Pode utilizar compras públicas para estimular empresas tecnológicas domésticas.

E pode investir em infra-estrutura digital comum que permita a milhares de empresas desenvolver serviços sobre a mesma base.

Trata-se de deslocar a ambição de possuir a tecnologia mais avançada para utilizar a tecnologia disponível da maneira economicamente mais produtiva.

A Corrida de Moçambique Não É Contra Silicon Valley

O Relatório de Desenvolvimento Mundial introduz, assim, uma perspectiva particularmente pertinente para Moçambique.

O País não precisa de competir com os Estados Unidos ou China na construção de modelos que exigem milhares de milhões de dólares.

A sua corrida é outra.

É colocar Internet numa escola rural.

É disponibilizar electricidade onde ainda não existe.

É formar jovens em competências digitais.

É tornar os dispositivos mais acessíveis.

É digitalizar e organizar os dados públicos.

É permitir que um agricultor tenha aconselhamento técnico.

É permitir que uma PME aceda a conhecimento de gestão que antes não podia pagar.

É ajudar um professor, enfermeiro ou técnico do Estado a produzir mais com os recursos disponíveis.

Se a IA conseguir ampliar essas capacidades, poderá tornar-se uma tecnologia particularmente importante para economias que historicamente enfrentam escassez de especialistas e capital humano altamente qualificado.

Mas esta oportunidade apresenta uma contradição fundamental.

Os países que potencialmente mais podem beneficiar da IA são também aqueles que possuem as bases mais frágeis para utilizá-la.

É por isso que, para Moçambique, a política de Inteligência Artificial poderá começar muito antes da própria IA.

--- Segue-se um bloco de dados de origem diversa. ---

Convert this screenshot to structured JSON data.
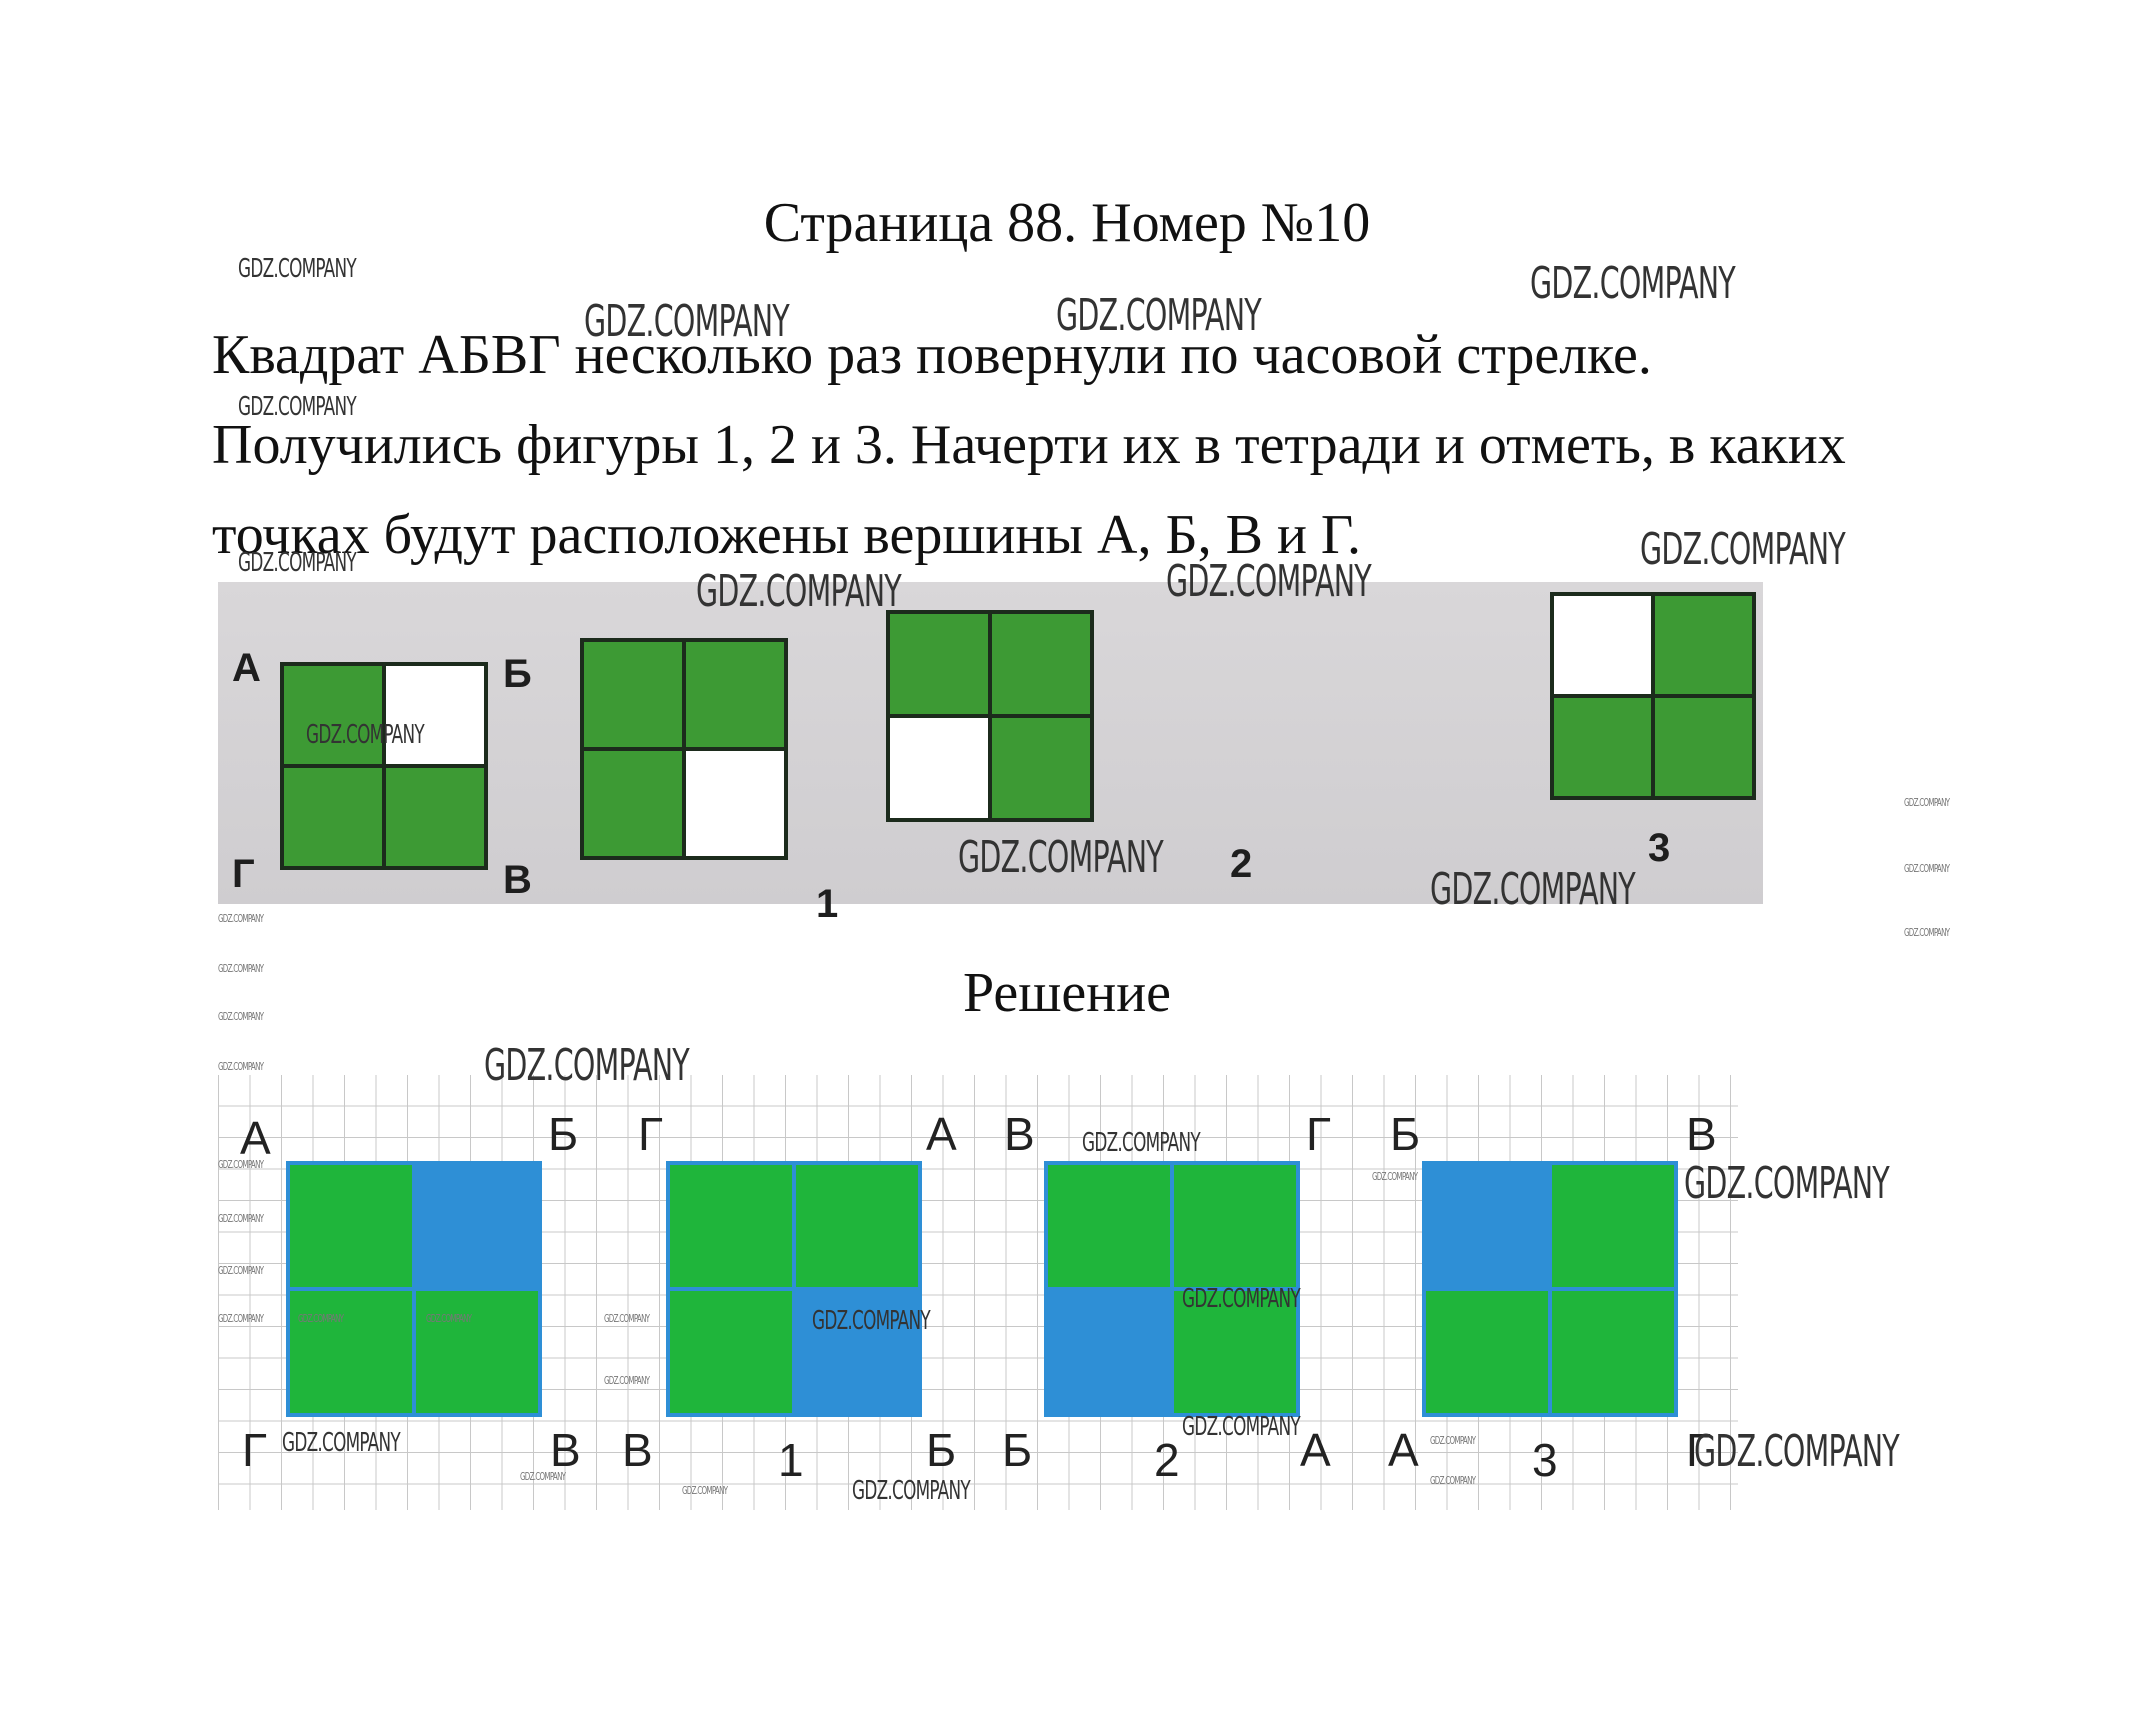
{
  "title": "Страница 88. Номер №10",
  "task": {
    "line1": "Квадрат АБВГ несколько раз повернули по часовой стрелке.",
    "line2": "Получились фигуры 1, 2 и 3. Начерти их в тетради и отметь, в каких",
    "line3": "точках будут расположены вершины А, Б, В и Г."
  },
  "photo": {
    "original": {
      "corners": {
        "tl": "А",
        "tr": "Б",
        "bl": "Г",
        "br": "В"
      },
      "cells": [
        true,
        false,
        true,
        true
      ]
    },
    "figures": [
      {
        "label": "1",
        "cells": [
          true,
          true,
          true,
          false
        ]
      },
      {
        "label": "2",
        "cells": [
          true,
          true,
          false,
          true
        ]
      },
      {
        "label": "3",
        "cells": [
          false,
          true,
          true,
          true
        ]
      }
    ]
  },
  "solution_heading": "Решение",
  "solution": [
    {
      "corners": {
        "tl": "А",
        "tr": "Б",
        "bl": "Г",
        "br": "В"
      },
      "label": "",
      "cells": [
        true,
        false,
        true,
        true
      ]
    },
    {
      "corners": {
        "tl": "Г",
        "tr": "А",
        "bl": "В",
        "br": "Б"
      },
      "label": "1",
      "cells": [
        true,
        true,
        true,
        false
      ]
    },
    {
      "corners": {
        "tl": "В",
        "tr": "Г",
        "bl": "Б",
        "br": "А"
      },
      "label": "2",
      "cells": [
        true,
        true,
        false,
        true
      ]
    },
    {
      "corners": {
        "tl": "Б",
        "tr": "В",
        "bl": "А",
        "br": "Г"
      },
      "label": "3",
      "cells": [
        false,
        true,
        true,
        true
      ]
    }
  ],
  "watermark": "GDZ.COMPANY",
  "colors": {
    "photo_green": "#3d9a34",
    "solution_green": "#1fb53b",
    "solution_border": "#2e8fd6"
  }
}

Para Moçambique, isso significa que a política de Inteligência Artificial poderá começar muito antes da adopção generalizada da própria tecnologia, através de investimentos consistentes em electricidade, conectividade, educação, competências digitais, organização e disponibilidade de dados, fortalecimento institucional e capacidade de adaptar tecnologias desenvolvidas no exterior às necessidades concretas do País.

E na capacidade de converter tecnologia importada em soluções ajustadas aos problemas nacionais.

O Banco Mundial considera que a janela para essa preparação é estreita, porque a IA está a difundir-se mais rapidamente do que qualquer das anteriores grandes tecnologias de uso geral. 

O desafio, portanto, não é saber se Moçambique deve esperar até poder construir a sua própria inteligência artificial.

É assegurar que não chega tarde a uma tecnologia que pode permitir fazer, em alguns domínios, em uma década aquilo que o desenvolvimento tradicional levaria várias gerações a alcançar.